April 27, 2026
Whether the United States can keep Iran from developing a nuclear weapon and win the competition with China will not be decided solely by aircraft carriers, missiles or defense budgets. It will also be decided by the country’s ability to quickly restock its now-depleted munitions supplies and build the physical foundations of power and defense needed for modern warfare. That starts with retooling the permitting process that approves — or, more often, holds up — major power generation, mining and other critical infrastructure and defense-related projects.
For years, a broken permitting system has choked the infrastructure growth that underwrites American strength. A maze of reviews, bureaucracy and litigation delays or even blocks crucial projects. The SunZia transmission line, for instance, transports power throughout the southwestern United States. Construction began in 2023 and is expected to finish this year, but the permitting process took nearly 17 years — almost six times as long.
Such permitting delays are routine, and they come with a high price. According to a McKinsey estimate, up to $1.5 trillion in investment for projects is sitting idle, awaiting federal permit approval. If approved, these projects could add $1.7 trillion to $2.4 trillion to the country’s GDP and help blunt global energy shocks caused by oil supply volatility.
Even after agencies approve a project, activists and trial lawyers can still use the courts to block it. Beginning in 2017, lawsuits stonewalled construction for six years on the Mountain Valley Pipeline, which transports natural gas through Virginia and West Virginia. The project became so bogged down in litigation that Congress was forced to intervene to mandate the pipeline’s construction.
A nation that cannot build power plants cannot lead in artificial intelligence, nor can it provide affordable and reliable energy to households, manufacturers or defense facilities. A nation that cannot build liquefied natural gas export terminals cannot supply troops stationed overseas. And a nation that cannot approve permits for mines and processing facilities cannot build batteries, drones, communications systems or precision weapons.
The U.S.’s permitting process is not merely inconvenient. These delays undermine the country’s ability to build with speed and confidence.
It was not always difficult to build in America. For example, in 1933, construction began on the Golden Gate Bridge in Northern California. Spanning 1.7 miles long and weighing nearly 900,000 tons, the completed bridge opened to the public just over four years after breaking ground. Or consider the Interstate Highway System.

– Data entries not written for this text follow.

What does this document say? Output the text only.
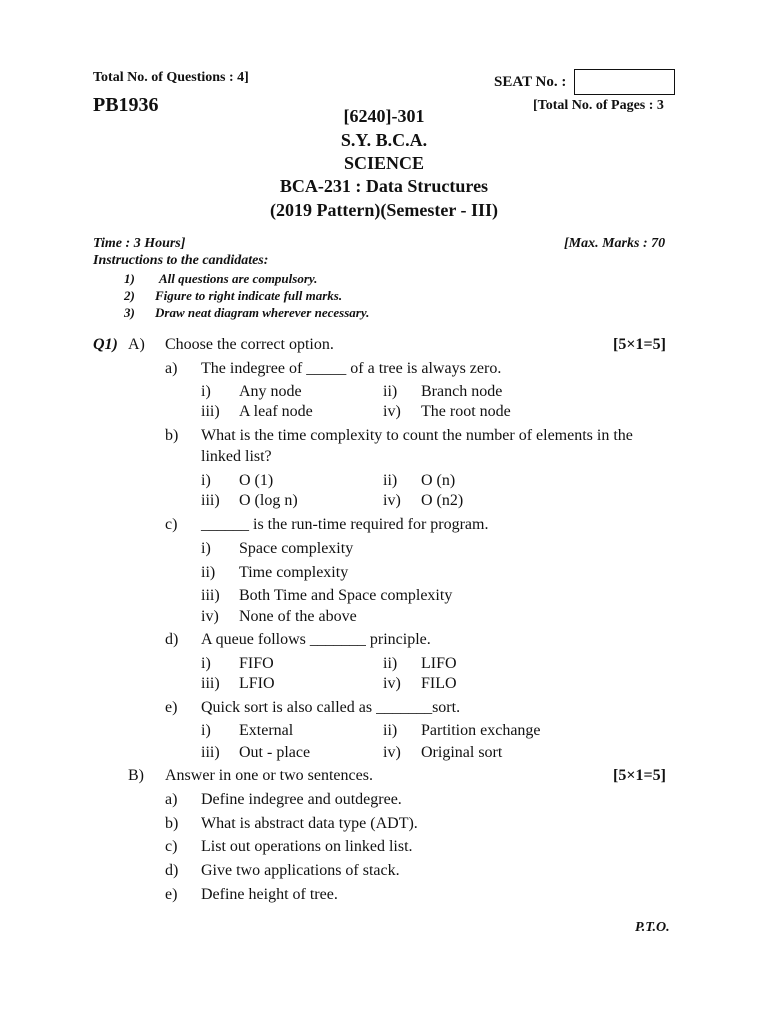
Total No. of Questions : 4]	SEAT No. :
PB1936	[Total No. of Pages : 3
[6240]-301
S.Y. B.C.A.
SCIENCE
BCA-231 : Data Structures
(2019 Pattern)(Semester - III)
Time : 3 Hours]	[Max. Marks : 70
Instructions to the candidates:
1) All questions are compulsory.
2) Figure to right indicate full marks.
3) Draw neat diagram wherever necessary.
Q1) A) Choose the correct option.	[5×1=5]
a) The indegree of _____ of a tree is always zero.
i) Any node	ii) Branch node
iii) A leaf node	iv) The root node
b) What is the time complexity to count the number of elements in the
linked list?
i) O (1)	ii) O (n)
iii) O (log n)	iv) O (n2)
c) ______ is the run-time required for program.
i) Space complexity
ii) Time complexity
iii) Both Time and Space complexity
iv) None of the above
d) A queue follows _______ principle.
i) FIFO	ii) LIFO
iii) LFIO	iv) FILO
e) Quick sort is also called as _______sort.
i) External	ii) Partition exchange
iii) Out - place	iv) Original sort
B) Answer in one or two sentences.	[5×1=5]
a) Define indegree and outdegree.
b) What is abstract data type (ADT).
c) List out operations on linked list.
d) Give two applications of stack.
e) Define height of tree.
P.T.O.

Its construction began under President Eisenhower in 1956. By the time the system was completed in 1992, the U.S. had constructed more than 40,000 miles of highway.

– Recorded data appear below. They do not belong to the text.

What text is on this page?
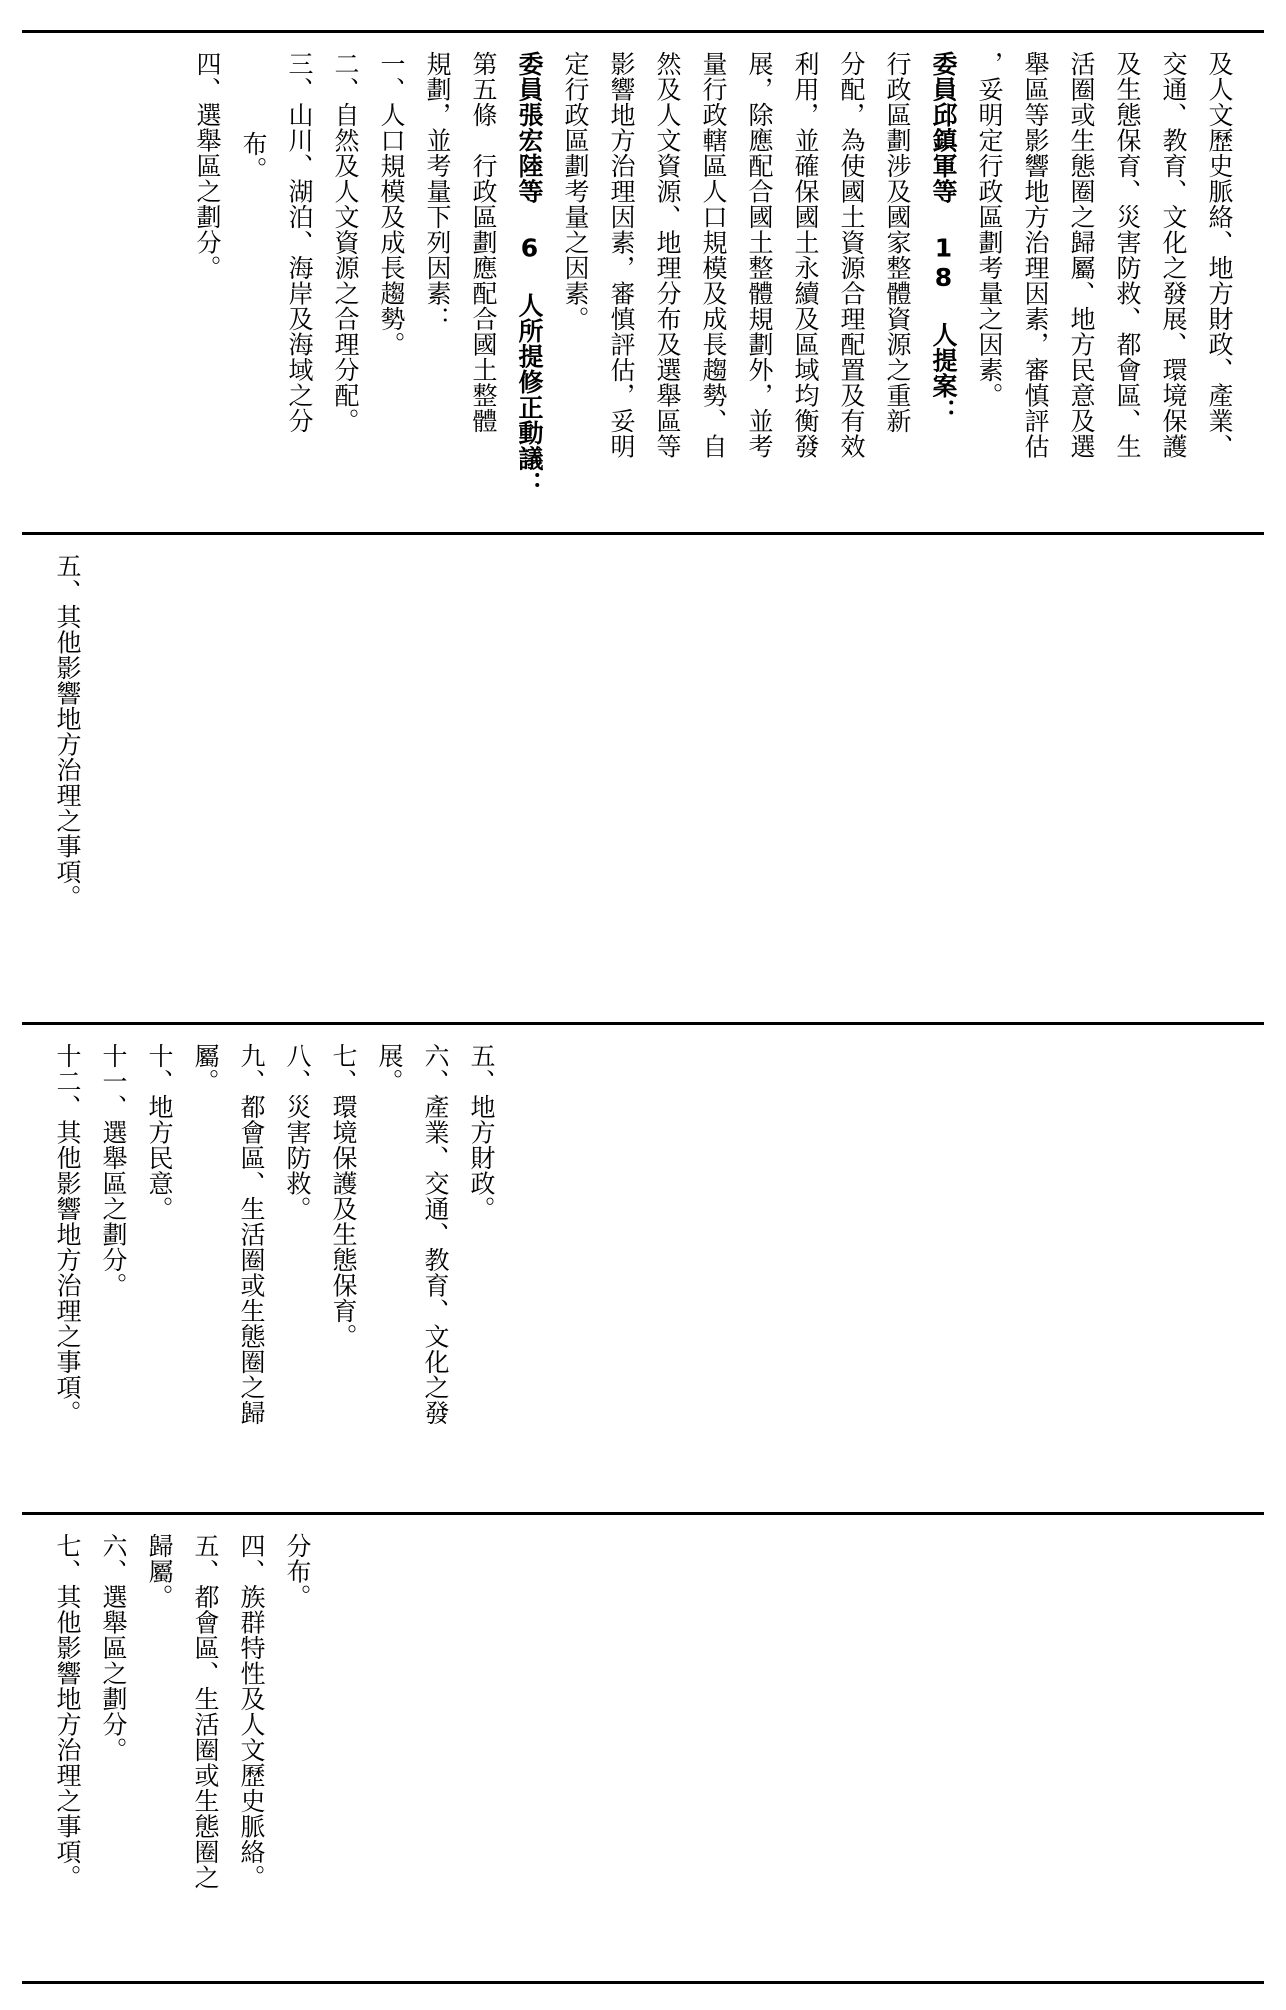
及人文歷史脈絡、地方財政、產業、

交通、教育、文化之發展、環境保護

及生態保育、災害防救、都會區、生

活圈或生態圈之歸屬、地方民意及選

舉區等影響地方治理因素，審慎評估

，妥明定行政區劃考量之因素。

委員邱鎮軍等 18 人提案：

行政區劃涉及國家整體資源之重新

分配，為使國土資源合理配置及有效

利用，並確保國土永續及區域均衡發

展，除應配合國土整體規劃外，並考

量行政轄區人口規模及成長趨勢、自

然及人文資源、地理分布及選舉區等

影響地方治理因素，審慎評估，妥明

定行政區劃考量之因素。

委員張宏陸等 6 人所提修正動議：

第五條　行政區劃應配合國土整體

規劃，並考量下列因素：

一、人口規模及成長趨勢。

二、自然及人文資源之合理分配。

三、山川、湖泊、海岸及海域之分

布。

四、選舉區之劃分。

五、其他影響地方治理之事項。

五、地方財政。

六、產業、交通、教育、文化之發

展。

七、環境保護及生態保育。

八、災害防救。

九、都會區、生活圈或生態圈之歸

屬。

十、地方民意。

十一、選舉區之劃分。

十二、其他影響地方治理之事項。

分布。

四、族群特性及人文歷史脈絡。

五、都會區、生活圈或生態圈之

歸屬。

六、選舉區之劃分。

七、其他影響地方治理之事項。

Today, the U.S. permitting system would make these achievements next to impossible. Bridge construction on a scale comparable to San Francisco’s four-year engineering feat would now likely take a decade or longer. And if the U.S. tried to build a national network of highways today, it would not be completed in any American’s lifetime. A nation that cannot build cannot remain a superpower. Right now, the U.S. risks regulating itself into defeat.
The solution starts at home. The U.S. needs more electricity to support data centers, modern manufacturing, defense infrastructure and economic growth. It needs domestic access to critical minerals and the facilities that process them. It needs a stronger industrial base, more resilient supply chains and the capacity to move energy and materials where they are needed. And the U.S. needs them now, before it falls further behind.
To achieve these aims, the country needs straightforward, enforceable permitting standards and fast, efficient construction. First, major environmental laws — such as the Clean Water Act, the National Environmental Policy Act, the National Historic Preservation Act and the Endangered Species Act — need to be streamlined and simplified. Second, a single agency should oversee permitting reviews with firm deadlines and a clear, coordinated decision process. Third, to avoid unnecessary time in court, there should be limits on duplicative lawsuits and shorter statutes of limitations.
The U.S. cannot sanction its way out of project delays, tied-up investments and endless litigation. It cannot subsidize its way out, either. If the U.S. wants to remain the world’s dominant superpower, then the country must overhaul its permitting system to outbuild, outmatch and outcompete its adversaries.